State Street, Northern Trust and BNY Mellon anticipate low-single-digit growth in overall fee income for the full year. But State Street, for example, predicted fee income would decline 2% to 4% in the first quarter simply because foreign exchange income is unlikely to match or exceed activity a year ago.

“As the pandemic unfolded we had heightened levels of volatility, which was good for those transaction-oriented businesses,” said Brian Kleinhanzl, managing director at Keefe, Bruyette and Woods. “As volatility comes down, those activity-based revenues come down with it as a result.”

Trust banks are a bit more limited in their ability to cut expenses, at least compared with retail banks which may be able to find cost savings by trimming branches. Trust banks also need to keep updating their digital capabilities, especially since they are often dealing with a wide variety of geographic locations, tax laws and assets.

“There are some more levers that can be pulled expense-wise at the commercial banks, whereas the trust banks don’t necessarily have that lever to pull and drop expenses,” said Jeff Harte, managing director at Piper Sandler. “The way they could really drop expenses would be to invest less, but from a long-term business perspective, that’s not what you want them to do.”

Expenses related to information systems and communications rose 9% to $394 million from the year-earlier period for State Street, which said it needed to update some software and technology infrastructure.
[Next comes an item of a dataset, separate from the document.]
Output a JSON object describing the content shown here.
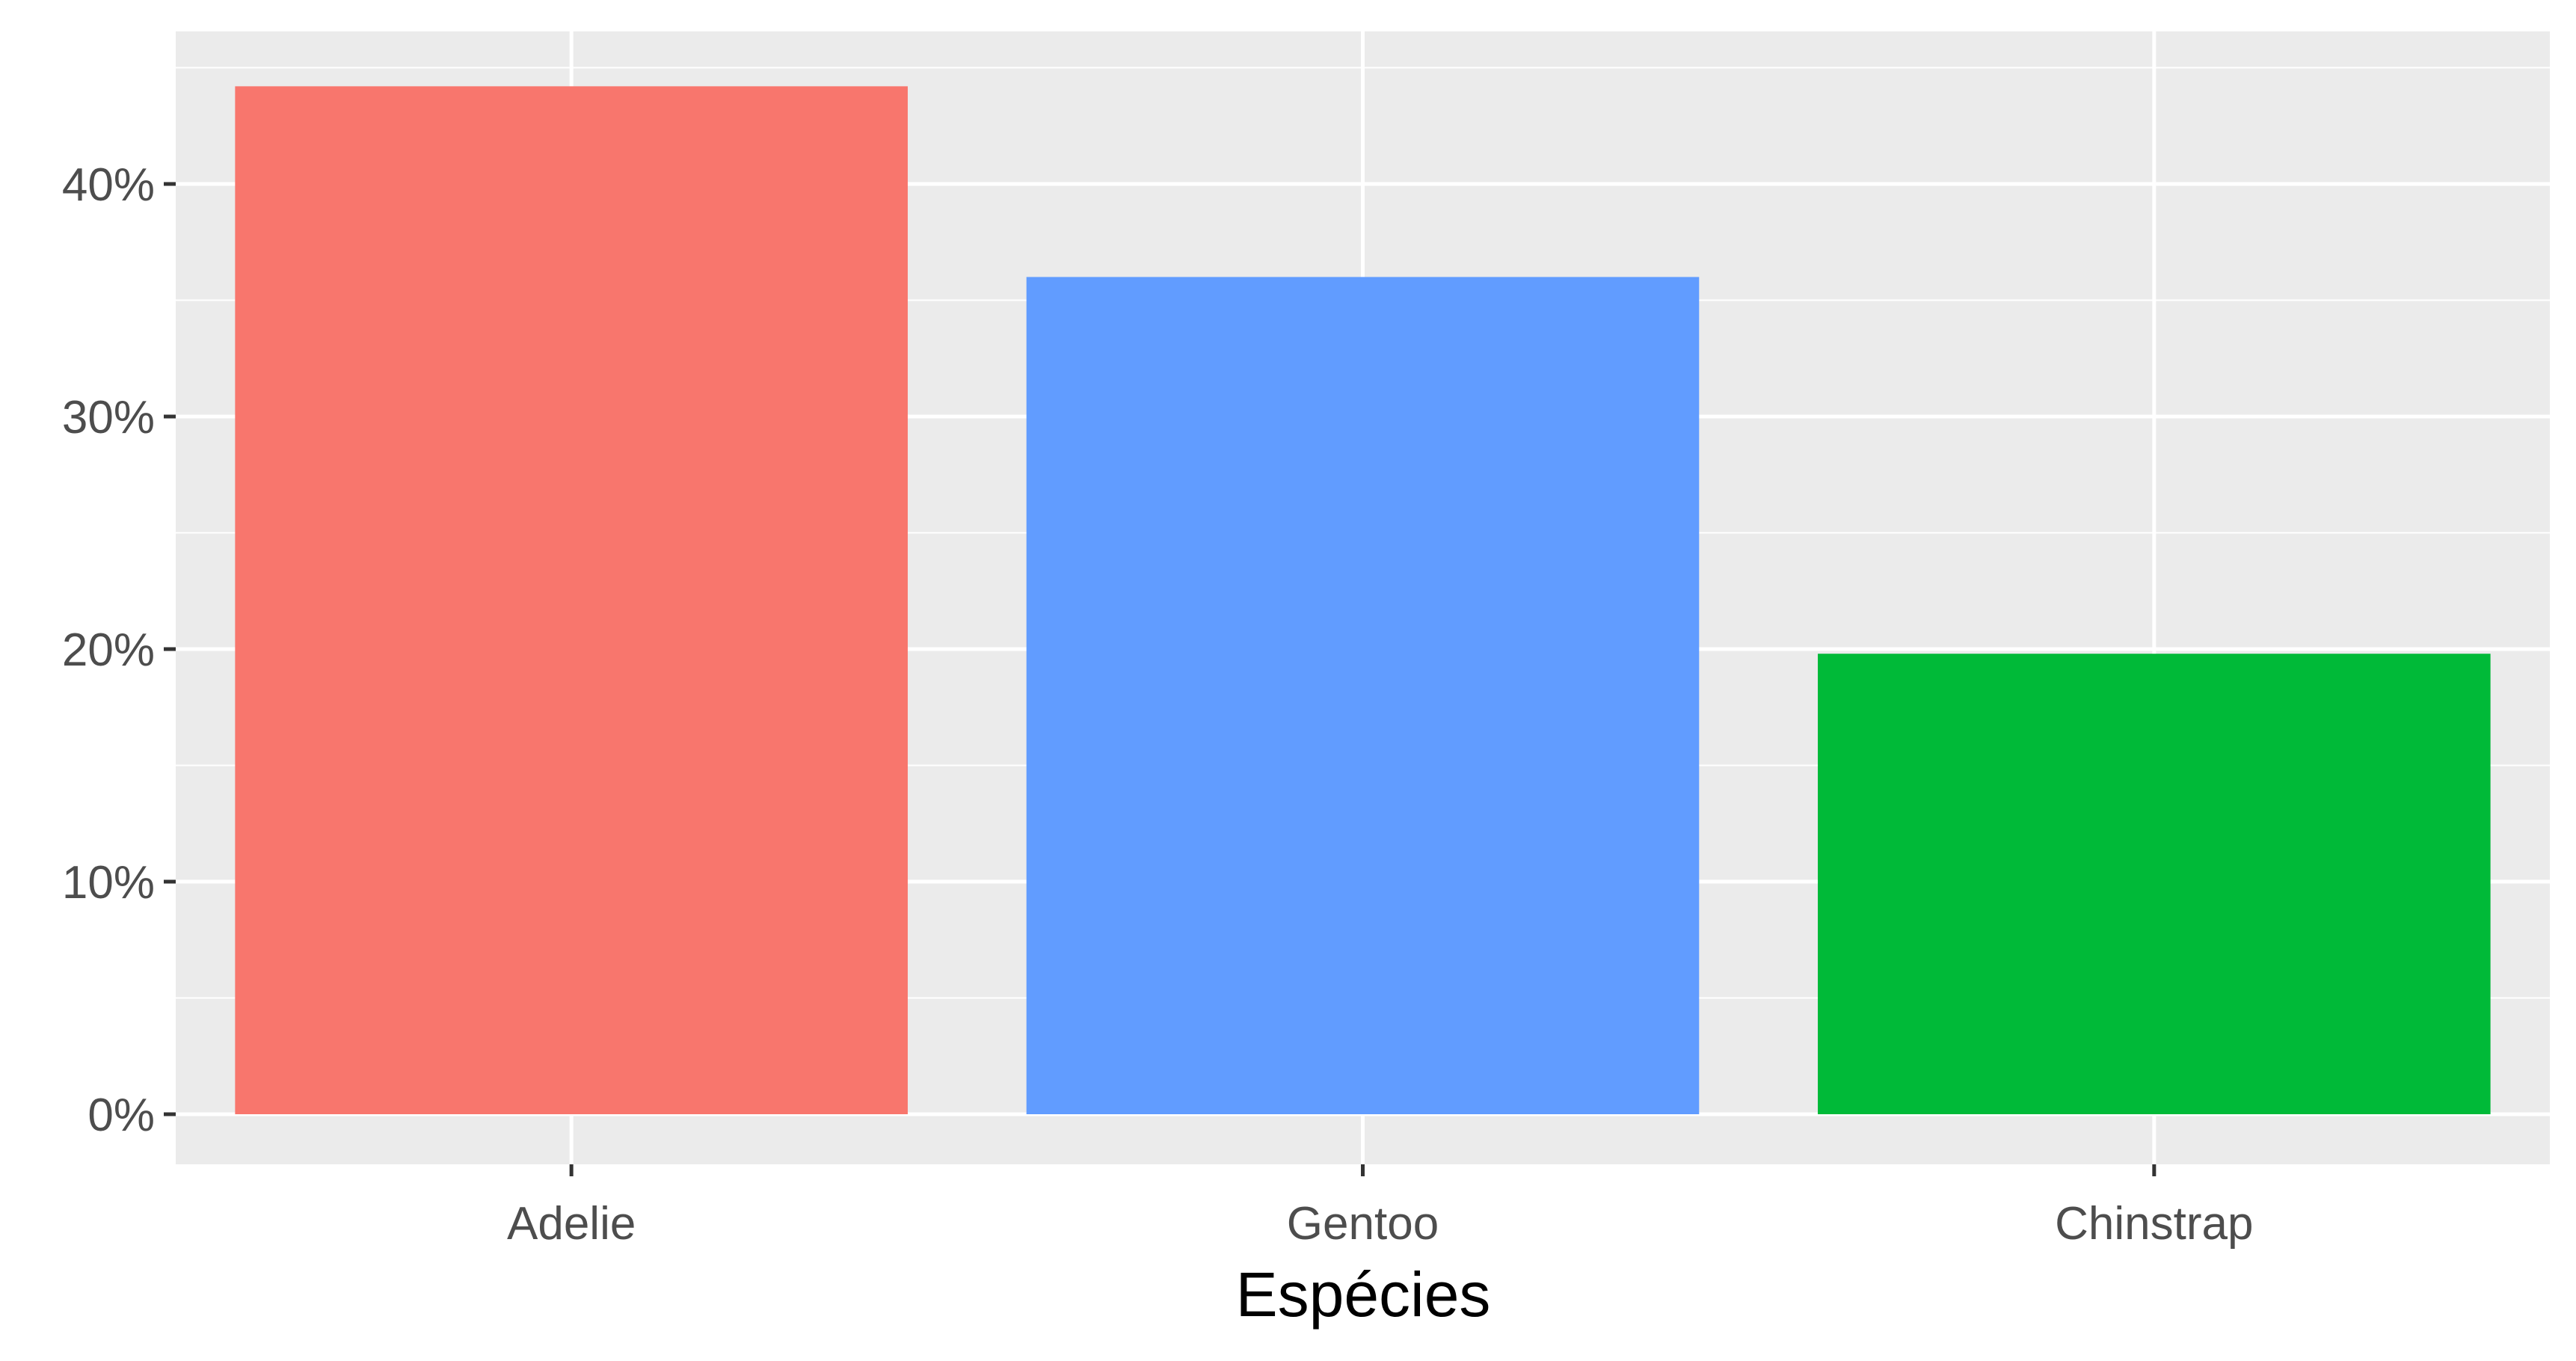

In recent years, BNY Mellon has invested in technologies such as artificial intelligence in part to automate some processes that were once handled by humans.

The low-interest-rate environment has made fee income and expense management more critical for the banking industry as a whole. But analysts say the good news is that trust banks’ net interest income is unlikely to drop much further than it already has.

Trust banks took an earnings hit from lower interest rates last year as they repriced short-term assets on their balance sheets. Net interest income for trust banks in the fourth quarter was “low, which is not good, but it’s probably not going a whole lot lower. That’s kind of the expectation,” Harte said.

“It’s not as huge of a lever as it is for commercial banks in terms of contribution to total revenues, but [trust banks] do tend to be asset-sensitive, so they’re seeing a lot of the repricing trends that other banks will see over time,” Kleinhanzl said. “This impacts them sooner.”